O ex-ministro defende a manutenção das regras para os trabalhadores rurais. Os servidores públicos e os militares também não devem ser alvo de grandes alterações. "Já fizemos mudanças para os servidores e os militares não são servidores públicos iguais aos demais", diz. Mas ele ressalva que é preciso "modernizar" regras dos militares e que se deve fazer mudanças no "alto escalão dos três Poderes", sobretudo do Judiciário.

O líder do MTST, Guilherme Boulos, provável candidato do Psol, também rejeita a idade mínima e defende a manutenção das atuais regras para o trabalhador do campo e para os servidores. Boulos discorda que exista um déficit - "os recursos são usados para outras despesas" - e diz que o governo deveria cobrar os grandes devedores.

Boulos, no entanto, marca diferença em relação ao PT ao defender a revisão nas pensões militares. "Somos contra uma reforma da Previdência. Defendemos que primeiro seja feito o combate a privilégios, como o regime especial dos militares. Isso tem de ser enfrentado", afirma. "Há privilégios nas cúpulas dos Poderes, como do Judiciário, que precisam ser mexidos".

O líder do MTST, que deve se filiar ao Psol em março, critica a proposta de idade mínima porque "quem está na base da pirâmide social não vai conseguir se aposentar". "Na cidade de São Paulo a expectativa de vida vai de 52 a 80 anos". E diz que não se pode demonizar os servidores públicos. "É preciso valorizar o professor, o servidor da saúde. É razoável que haja um regime diferenciado".
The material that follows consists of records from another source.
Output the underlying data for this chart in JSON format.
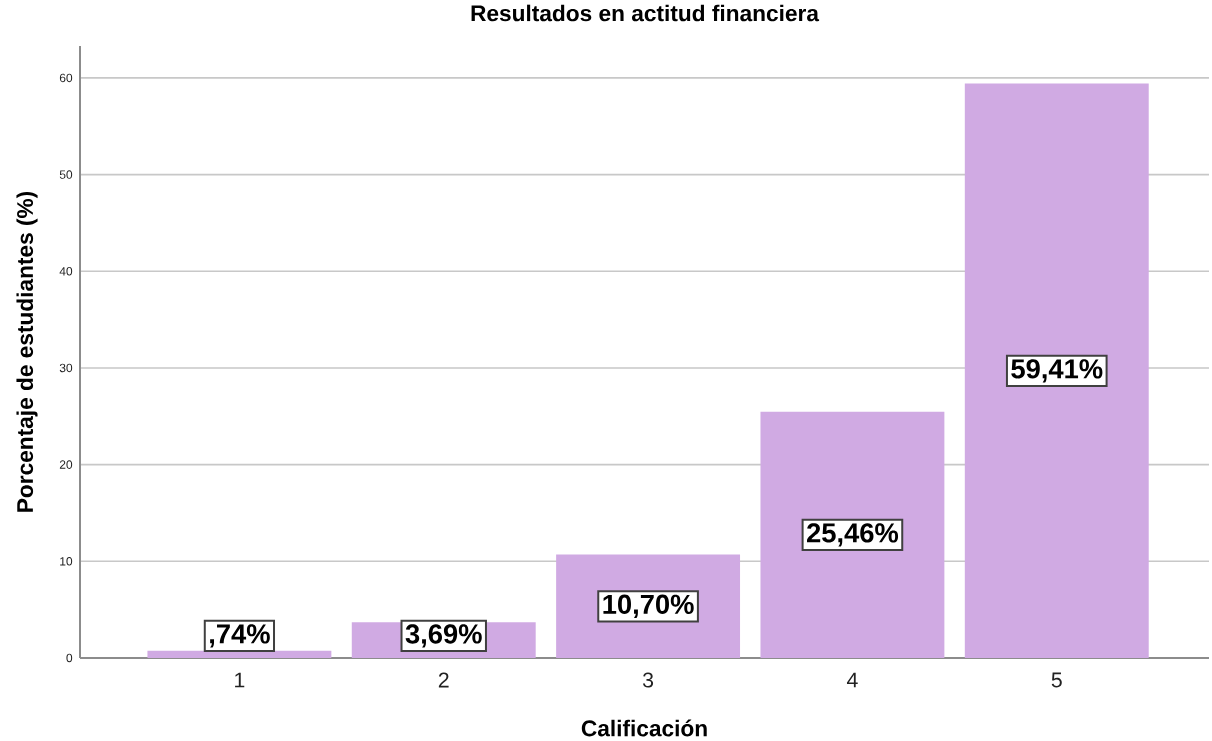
{
  "chart_data": {
    "type": "bar",
    "title": "Resultados en actitud financiera",
    "xlabel": "Calificación",
    "ylabel": "Porcentaje de estudiantes (%)",
    "categories": [
      "1",
      "2",
      "3",
      "4",
      "5"
    ],
    "values": [
      0.74,
      3.69,
      10.7,
      25.46,
      59.41
    ],
    "value_labels": [
      ",74%",
      "3,69%",
      "10,70%",
      "25,46%",
      "59,41%"
    ],
    "color": "#d0aae3",
    "ylim": [
      0,
      63.3
    ],
    "yticks": [
      0,
      10,
      20,
      30,
      40,
      50,
      60
    ],
    "grid": "y"
  }
}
O PCdoB, com a deputada Manoela d'Ávila como pré-candidata, diz que a esquerda defende uma reforma, mas exige que seja dialogada. "A irresponsabilidade fiscal é o tipo de discurso que não pega. Lula e Dilma fizeram reformas. Ninguém questiona essa necessidade, mas não concordamos com esse modelo que acaba com a previdência pública", diz a presidente nacional da sigla, deputada Luciana Santos (PE).

Os candidatos de partidos que compõem ou participaram do governo Temer estão com o discurso da reforma incorporado. Alckmin liderou o PSDB a fechar questão a favor do projeto - embora parte da bancada tenha continuado contra. Meirelles é o autor da proposta. Maia diz que seus aliados tentam convencê-lo a parar de falar de Previdência. "Mas não vou abrir mão do que acredito ser o melhor para o país", disse.